チャン・ドゥック・タン農業・環境相は報告の中で、11月16日以降、ザーライ省、ダクラク省、カインホア省、ラムドン省で大規模な洪水が発生し、このうちダクラク省とカインホア省では観測史上最も高い水位となったと述べました。11月21日以降は降雨が減少し、河川水位も警戒レベル1まで低下しているということです。現在も、ダクラク省ではホアスアン、ドンホア、ホアティン、ホアミーの4社(コミューン)・区で浸水が続いているほか、カインホア省ではジエンディエン、ホアチーの2社(コミューン)で87世帯、ラムドン省ではナムダ、カットティエンの2社(コミューン)の127世帯で浸水被害が続いているとのことです。予報によりますと、豪雨地域はフエからクアンガイへ移動し、11月25日頃には雨量が減少する見通しです。
洪水による被害は極めて深刻で、死者・行方不明者は102人、1,154棟の住宅が倒壊し、最大18万6,000棟が浸水しました。また、水田や農作物は8万ヘクタール以上が被害を受け、家畜・家禽は320万頭以上が死亡・流失しました。国道の24か所で土砂崩れや道路寸断が発生し、ダクラク省とカインホア省を通る鉄道は一時運休しています。また、交通、灌漑、教育、医療など多くのインフラ施設も損壊しています。
被害の初期集計によりますと、損失額は9兆350億ドン(3億4,285万ドル)と推計されています。内訳は、クアンガイ省が6500億ドン、ザーライ省が1兆ドン、ダクラク省が5兆3300億ドン、カインホア省が1兆ドン、ラムドン省が1兆550億ドンとなっています。
党、政府、首相および各省庁・地方行政機関は、引き続き洪水への対応と被害克服に全力を挙げています。
2025年11月21日、政治局は中部地域の洪水被害克服に関する指導を盛り込んだ通知第99-TB/TW号を発出しました。

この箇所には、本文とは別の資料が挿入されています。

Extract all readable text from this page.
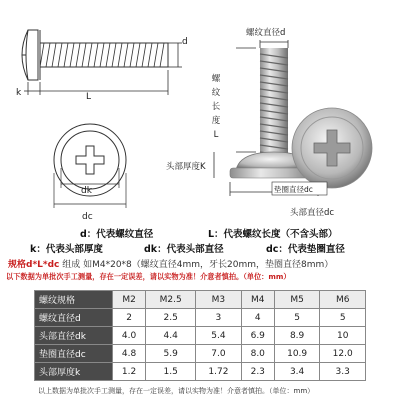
d
k	L
dk
dc
螺纹直径d
螺
纹
长
度
L
头部厚度K
垫圈直径dc
头部直径dc
d：代表螺纹直径	L：代表螺纹长度（不含头部）
k：代表头部厚度	dk：代表头部直径	dc：代表垫圈直径
规格d*L*dc 组成 如M4*20*8（螺纹直径4mm，牙长20mm，垫圈直径8mm）
以下数据为单批次手工测量，存在一定误差，请以实物为准！介意者慎拍。（单位：mm）
螺纹规格	M2	M2.5	M3	M4	M5	M6
螺纹直径d	2	2.5	3	4	5	5
头部直径dk	4.0	4.4	5.4	6.9	8.9	10
垫圈直径dc	4.8	5.9	7.0	8.0	10.9	12.0
头部厚度k	1.2	1.5	1.72	2.3	3.4	3.3
以上数据为单批次手工测量，存在一定误差，请以实物为准！介意者慎拍。（单位：mm）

11月22日、政治局の指示に基づき、党・国家・政府指導者による4つの作業部隊が現地を直接訪問しました。政治局メンバーでは、党中央委員会書記局常務チャン・カム・トゥ氏がカインホア省、常任副首相グエン・ホア・ビン氏がダクラク省、国防大臣ファン・ヴァン・ザン氏がザーライ省、ベトナム祖国戦線中央委員会主席ブイ・ティ・ミン・ホアイ氏がラムドン省を訪れました。

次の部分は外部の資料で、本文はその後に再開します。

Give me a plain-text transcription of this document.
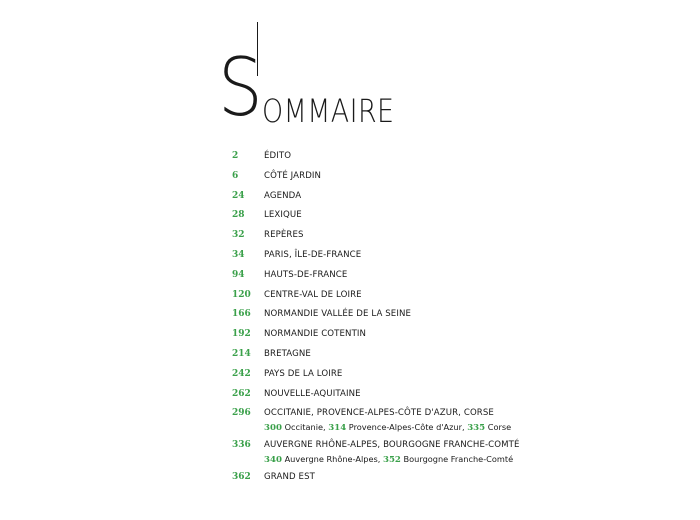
S OMMAIRE
2	ÉDITO
6	CÔTÉ JARDIN
24	AGENDA
28	LEXIQUE
32	REPÈRES
34	PARIS, ÎLE-DE-FRANCE
94	HAUTS-DE-FRANCE
120	CENTRE-VAL DE LOIRE
166	NORMANDIE VALLÉE DE LA SEINE
192	NORMANDIE COTENTIN
214	BRETAGNE
242	PAYS DE LA LOIRE
262	NOUVELLE-AQUITAINE
296	OCCITANIE, PROVENCE-ALPES-CÔTE D'AZUR, CORSE
300 Occitanie, 314 Provence-Alpes-Côte d'Azur, 335 Corse
336	AUVERGNE RHÔNE-ALPES, BOURGOGNE FRANCHE-COMTÉ
340 Auvergne Rhône-Alpes, 352 Bourgogne Franche-Comté
362	GRAND EST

11月21日、副首相はカインホア、ラムドン、ザーライ、ダクラクの4省に対し、緊急支援金7,000億ドン(カインホア2,000億ドン、ラムドン2,000億ドン、ザーライ1,500億ドン、ダクラク1,500億ドン)の支給を決定しました。
11月22日までに、国防省は、将兵44,668人と車両2,231台を動員し、衣類や浄水器、インスタント麺3,000箱を含む86.5トンの物資を輸送・配布しました。また、浸水地域の住民への物資投下のため、ヘリコプター3機も投入しました。
公安部隊は、基層での治安・秩序維持のため12万1,548人の将兵を動員し、洪水対応、救助活動、被害克服のために5万2,925台の車両・装備を投入しました。